Definition/Construction of Wiener Measure
I want to make sure I understand this rigorously:
Assume we already know that Brownian motion $B_t$ on $[0,\infty)$ exists/how to construct it. Every $\sigma$-field considered is implicitly assumed to be the standard (Borel) $\sigma$-field.
To construct Wiener measure (as a measure on the space $\mathscr{C}[0,\infty)$ of continuous functions), do we (or can we) do the following?
For every f $\in \mathscr{C}[0,\infty)$, we identify it with the point in $\mathbb{R}^{\mathbb{Q \cap[0,\infty)}}$ corresponding to its value f(r) at every rational r $\in \mathbb{Q}$. I.e. we identify $\mathscr{C}[0,\infty)$ with a suitable subset $D \subset \mathbb{R^{\mathbb{Q \cap [0,\infty)}}}$.
We define the finite dimensional distributions on $\mathbb{R^{\mathbb{Q \cap [0,\infty)}}}$ using the distributions from $B_t$, i.e. for every r $\in \mathbb{Q}$, $X_r \sim \mathscr{N}(0,r)$.

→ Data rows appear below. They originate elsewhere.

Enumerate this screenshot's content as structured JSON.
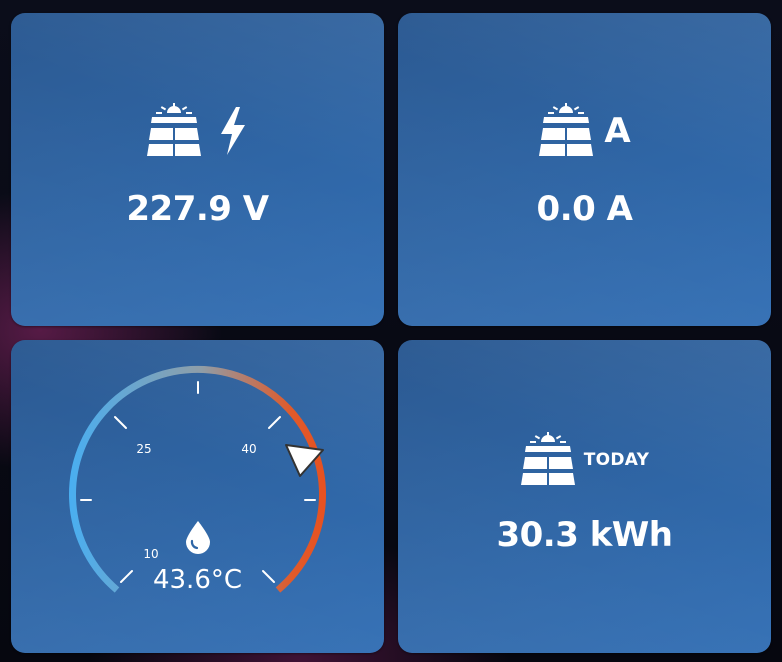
{
  "voltage": {
    "value": "227.9 V",
    "icons": [
      "solar-panel-icon",
      "lightning-bolt-icon"
    ]
  },
  "current": {
    "value": "0.0 A",
    "unit_symbol": "A",
    "icons": [
      "solar-panel-icon"
    ]
  },
  "temperature": {
    "value": "43.6°C",
    "reading": 43.6,
    "ticks": [
      "10",
      "25",
      "40"
    ],
    "gradient_colors": [
      "#4aaef0",
      "#8f9ea8",
      "#e05a2a"
    ],
    "icons": [
      "water-drop-icon"
    ]
  },
  "energy": {
    "label": "TODAY",
    "value": "30.3 kWh",
    "icons": [
      "solar-panel-icon"
    ]
  },
  "colors": {
    "card": "#2f66a6",
    "background": "#080a14",
    "text": "#ffffff"
  }
}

Then using the fact that every continuous function is uniquely defined by its values at rational coordinates, as well as the consistency of these distributions following from the continuity of Brownian sample paths, Kolmogorov's extension theorem allows to create a measure $\mu$ defined on all of $\mathbb{R^{\mathbb{Q \cap [0,\infty)}}}$.

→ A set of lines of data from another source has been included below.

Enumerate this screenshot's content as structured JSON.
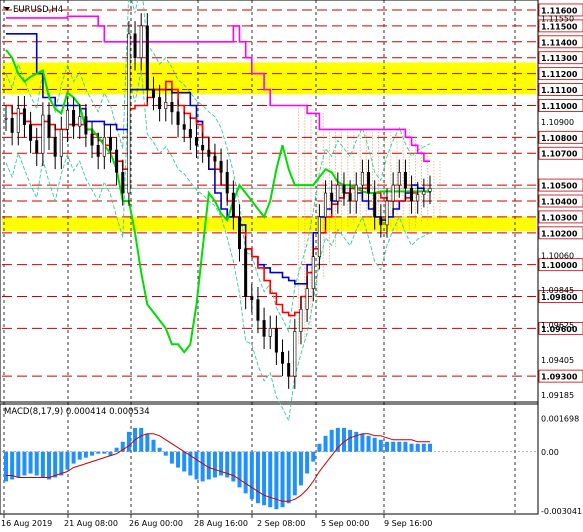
{
  "chart_data": [
    {
      "type": "line",
      "panel": "price",
      "title": "EURUSD,H4",
      "ylim": [
        1.0915,
        1.1165
      ],
      "price_labels_bold": [
        "1.11600",
        "1.11500",
        "1.11400",
        "1.11300",
        "1.11200",
        "1.11100",
        "1.11000",
        "1.10800",
        "1.10700",
        "1.10500",
        "1.10400",
        "1.10300",
        "1.10200",
        "1.10000",
        "1.09800",
        "1.09600",
        "1.09300"
      ],
      "price_labels_plain": [
        "1.11550",
        "1.10900",
        "1.10060",
        "1.09845",
        "1.09625",
        "1.09405",
        "1.09185"
      ],
      "hlines": [
        1.116,
        1.115,
        1.114,
        1.113,
        1.112,
        1.111,
        1.11,
        1.108,
        1.107,
        1.105,
        1.104,
        1.103,
        1.102,
        1.1,
        1.098,
        1.096,
        1.093
      ],
      "resistance_zone": [
        1.1107,
        1.1127
      ],
      "support_zone": [
        1.1021,
        1.103
      ],
      "current_price": 1.1048,
      "candles_close": [
        1.1092,
        1.1083,
        1.1098,
        1.1088,
        1.1078,
        1.107,
        1.1094,
        1.108,
        1.1068,
        1.1085,
        1.1097,
        1.1087,
        1.1093,
        1.1082,
        1.1075,
        1.1068,
        1.108,
        1.1072,
        1.1058,
        1.1045,
        1.1145,
        1.113,
        1.115,
        1.111,
        1.1105,
        1.1098,
        1.1102,
        1.1096,
        1.1088,
        1.1085,
        1.108,
        1.1075,
        1.1072,
        1.1068,
        1.1065,
        1.1058,
        1.1045,
        1.103,
        1.101,
        1.098,
        1.0978,
        1.0965,
        1.0955,
        1.096,
        1.0945,
        1.0938,
        1.093,
        1.0958,
        1.0972,
        1.0985,
        1.1005,
        1.103,
        1.1045,
        1.104,
        1.105,
        1.1045,
        1.104,
        1.105,
        1.1058,
        1.1045,
        1.103,
        1.1025,
        1.104,
        1.105,
        1.1058,
        1.1048,
        1.104,
        1.1044,
        1.1046,
        1.1048
      ],
      "series": [
        {
          "name": "",
          "color": "#ff00ff",
          "values": [
            1.1155,
            1.1155,
            1.1155,
            1.1155,
            1.1155,
            1.1155,
            1.1155,
            1.1155,
            1.1155,
            1.1155,
            1.1156,
            1.1156,
            1.1156,
            1.1156,
            1.1156,
            1.115,
            1.114,
            1.114,
            1.114,
            1.114,
            1.114,
            1.114,
            1.114,
            1.114,
            1.114,
            1.114,
            1.114,
            1.114,
            1.114,
            1.114,
            1.114,
            1.114,
            1.114,
            1.114,
            1.114,
            1.114,
            1.114,
            1.115,
            1.114,
            1.113,
            1.112,
            1.112,
            1.111,
            1.11,
            1.11,
            1.11,
            1.11,
            1.11,
            1.11,
            1.1095,
            1.1095,
            1.1085,
            1.1085,
            1.1085,
            1.1085,
            1.1085,
            1.1085,
            1.1085,
            1.1085,
            1.1085,
            1.1085,
            1.1085,
            1.1085,
            1.1085,
            1.1085,
            1.108,
            1.1075,
            1.107,
            1.1065,
            1.1065
          ]
        },
        {
          "name": "",
          "color": "#0000cc",
          "values": [
            1.1145,
            1.1145,
            1.1145,
            1.1145,
            1.1145,
            1.112,
            1.1105,
            1.1105,
            1.11,
            1.11,
            1.11,
            1.11,
            1.1098,
            1.109,
            1.109,
            1.109,
            1.1088,
            1.1088,
            1.1085,
            1.1085,
            1.111,
            1.111,
            1.111,
            1.111,
            1.111,
            1.111,
            1.111,
            1.1108,
            1.1108,
            1.1108,
            1.11,
            1.109,
            1.108,
            1.106,
            1.1045,
            1.1035,
            1.103,
            1.103,
            1.1025,
            1.101,
            1.1005,
            1.1,
            1.0998,
            1.0995,
            1.0995,
            1.0992,
            1.099,
            1.0988,
            1.0988,
            1.1,
            1.102,
            1.103,
            1.1035,
            1.104,
            1.1042,
            1.1045,
            1.1048,
            1.1045,
            1.104,
            1.1035,
            1.103,
            1.1028,
            1.103,
            1.1035,
            1.104,
            1.1045,
            1.105,
            1.1048,
            1.1046,
            1.1045
          ]
        },
        {
          "name": "",
          "color": "#ff0000",
          "values": [
            1.11,
            1.1095,
            1.1095,
            1.109,
            1.1088,
            1.1088,
            1.109,
            1.1088,
            1.1085,
            1.1085,
            1.1088,
            1.1088,
            1.1088,
            1.1085,
            1.1082,
            1.1078,
            1.1075,
            1.107,
            1.1065,
            1.106,
            1.1098,
            1.11,
            1.11,
            1.1105,
            1.111,
            1.111,
            1.1115,
            1.111,
            1.11,
            1.1095,
            1.1092,
            1.1088,
            1.108,
            1.107,
            1.106,
            1.105,
            1.104,
            1.103,
            1.102,
            1.101,
            1.1005,
            1.0998,
            1.099,
            1.0982,
            1.0975,
            1.097,
            1.0968,
            1.097,
            1.098,
            1.0995,
            1.101,
            1.102,
            1.103,
            1.1038,
            1.1042,
            1.1045,
            1.1048,
            1.1048,
            1.1048,
            1.1045,
            1.1045,
            1.1042,
            1.104,
            1.104,
            1.104,
            1.1042,
            1.1045,
            1.1046,
            1.1046,
            1.1046
          ]
        },
        {
          "name": "",
          "color": "#00dd00",
          "values": [
            1.1135,
            1.113,
            1.112,
            1.1115,
            1.1118,
            1.112,
            1.1122,
            1.1105,
            1.1098,
            1.1095,
            1.1108,
            1.1105,
            1.11,
            1.1085,
            1.1085,
            1.108,
            1.1075,
            1.107,
            1.106,
            1.104,
            1.104,
            1.102,
            1.0995,
            1.0975,
            1.097,
            1.0965,
            1.096,
            1.095,
            1.095,
            1.0945,
            1.095,
            1.0975,
            1.101,
            1.1045,
            1.104,
            1.1032,
            1.1028,
            1.104,
            1.105,
            1.1045,
            1.104,
            1.1035,
            1.103,
            1.104,
            1.106,
            1.1075,
            1.106,
            1.105,
            1.105,
            1.105,
            1.105,
            1.1055,
            1.106,
            1.1058,
            1.1052,
            1.105,
            1.105,
            1.1048,
            1.1046,
            1.1045,
            1.1045,
            1.1046,
            1.1046,
            1.1046,
            1.1046,
            1.1046,
            1.1046,
            1.1046,
            1.1046,
            1.1046
          ]
        }
      ],
      "bands_color": "#33cc99",
      "cloud_color": "#e08040"
    },
    {
      "type": "bar",
      "panel": "macd",
      "title": "MACD(8,17,9) 0.000414 0.000534",
      "ylim": [
        -0.003041,
        0.001698
      ],
      "ytick_labels": [
        "0.001698",
        "0.00",
        "-0.003041"
      ],
      "zero_line": 0,
      "histogram_color": "#1e90ff",
      "signal_color": "#cc0000",
      "histogram": [
        -0.0015,
        -0.0014,
        -0.0013,
        -0.0012,
        -0.0011,
        -0.0012,
        -0.0013,
        -0.0014,
        -0.0013,
        -0.0012,
        -0.0009,
        -0.0006,
        -0.0004,
        -0.0003,
        -0.0002,
        -0.0001,
        -0.0001,
        -0.0002,
        0.0002,
        0.0005,
        0.001,
        0.0012,
        0.0012,
        0.0009,
        0.0006,
        0.0002,
        -0.0002,
        -0.0006,
        -0.0008,
        -0.001,
        -0.0012,
        -0.0014,
        -0.0015,
        -0.0014,
        -0.0013,
        -0.0012,
        -0.0013,
        -0.0015,
        -0.0018,
        -0.0021,
        -0.0024,
        -0.0026,
        -0.0027,
        -0.0028,
        -0.0029,
        -0.0028,
        -0.0026,
        -0.0022,
        -0.0017,
        -0.0011,
        -0.0005,
        0.0004,
        0.0008,
        0.0011,
        0.0012,
        0.0012,
        0.0011,
        0.001,
        0.0009,
        0.0008,
        0.0007,
        0.0006,
        0.0005,
        0.0005,
        0.0005,
        0.0005,
        0.0004,
        0.0004,
        0.0004,
        0.0004
      ],
      "signal": [
        -0.0012,
        -0.0012,
        -0.0013,
        -0.0013,
        -0.0013,
        -0.0013,
        -0.0013,
        -0.0013,
        -0.0012,
        -0.0011,
        -0.001,
        -0.0008,
        -0.0007,
        -0.0006,
        -0.0005,
        -0.0004,
        -0.0003,
        -0.0002,
        -0.0001,
        0.0001,
        0.0003,
        0.0006,
        0.0008,
        0.0009,
        0.0009,
        0.0008,
        0.0006,
        0.0004,
        0.0002,
        0.0,
        -0.0002,
        -0.0004,
        -0.0006,
        -0.0008,
        -0.0009,
        -0.001,
        -0.0011,
        -0.0012,
        -0.0014,
        -0.0016,
        -0.0018,
        -0.002,
        -0.0022,
        -0.0023,
        -0.0024,
        -0.0025,
        -0.0025,
        -0.0024,
        -0.0022,
        -0.0019,
        -0.0015,
        -0.001,
        -0.0006,
        -0.0002,
        0.0002,
        0.0005,
        0.0007,
        0.0008,
        0.0009,
        0.0009,
        0.0008,
        0.0008,
        0.0007,
        0.0006,
        0.0006,
        0.0006,
        0.0006,
        0.0005,
        0.0005,
        0.0005
      ]
    }
  ],
  "x_axis": {
    "labels": [
      "16 Aug 2019",
      "21 Aug 08:00",
      "26 Aug 00:00",
      "28 Aug 16:00",
      "2 Sep 08:00",
      "5 Sep 00:00",
      "9 Sep 16:00"
    ]
  },
  "colors": {
    "hline": "#cc0000",
    "zone": "#ffff00",
    "vline": "#000000",
    "axis_text": "#000000"
  }
}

We define Wiener measure $\nu$ on $\mathscr{C}[0,\infty) \cong D \subset \mathbb{R^{\mathbb{Q \cap [0,\infty)}}}$ (for every measurable set $A \subset D$ in the standard Borel $\sigma$-algebra of $\mathbb{R^{\mathbb{Q \cap [0,\infty)}}}$) as follows - $\nu(A):=\frac{\mu(A)}{\mu(D)}$.
I have no idea how one would perform any calculations with this definition, much less be able to define stochastic integration, but this is how I understand what we went over in my lecture.
Solution 1:
Here are some comments to your definition.
You say 'the consistency of these distributions following from the continuity'; I am not sure it's true. The consistency follows from the fact that you use finite dimensional distributions of the Wiener process. You can use Kolmogorov's theorem without the assumption of continuity.
You say $\mathscr{C}[0,\infty) \cong D \subset \mathbb{R^{\mathbb{Q \cap [0,\infty)}}}$. To be able to define $\mu(D)$ you need to prove that $D \in \mathfrak{S}_1$, where $\mathfrak{S}_1$ is the $\sigma$-algebra generated by the cylinder subsets of $\mathbb{R^{\mathbb{Q \cap [0,\infty)}}}$. Moreover, it would be nice to prove that actually $\mu(D)=1$. Also, you identified $\mathscr{C}[0,\infty)$ with $D$ and now you need to prove that $\mathfrak{S}_2$, the $\sigma$-algebra generated by the cylinder subsets of $\mathscr{C}[0,\infty)$, is identified with $\mathfrak{S}_1$. Only then your scenario would work completely, and you can possibly perform some calculation with this definition.
Here's another way to construct the Wiener measure.
1) Consider the measurable space $(\mathscr{C}[0,\infty),\mathfrak{S}_2)$ and introduce the standard metric of uniform convergence on every compact subset of $[0,\infty)$.
2) Prove that $\mathfrak{S}_2$ is actually a Borel algebra.
3) For a Wiener process $W(t)$ on a space $(\Omega, \mathfrak F, \mathbb P)$ define the natural map $g: \Omega \to \mathscr{C}[0,\infty)$. It sends $\omega \in \Omega$ to the corresponding path in $\mathscr{C}[0,\infty)$.
4) Using sets from the Borel algebra $\mathfrak{S}_2$, proof that $g$ is measurable. To do so you will need to use only rational $t$'s, so that you have no problem with measurability. Thankfully it makes no difference for the metric.
5) Define a measure $\nu$ on $(\mathscr{C}[0,\infty),\mathfrak{S}_2)$ as follows - $$ \nu(A) = \mathbb P(g^{-1}(A)) $$ for every $A \in \mathfrak{S}_2$. Then $\nu$ is the Wiener measure.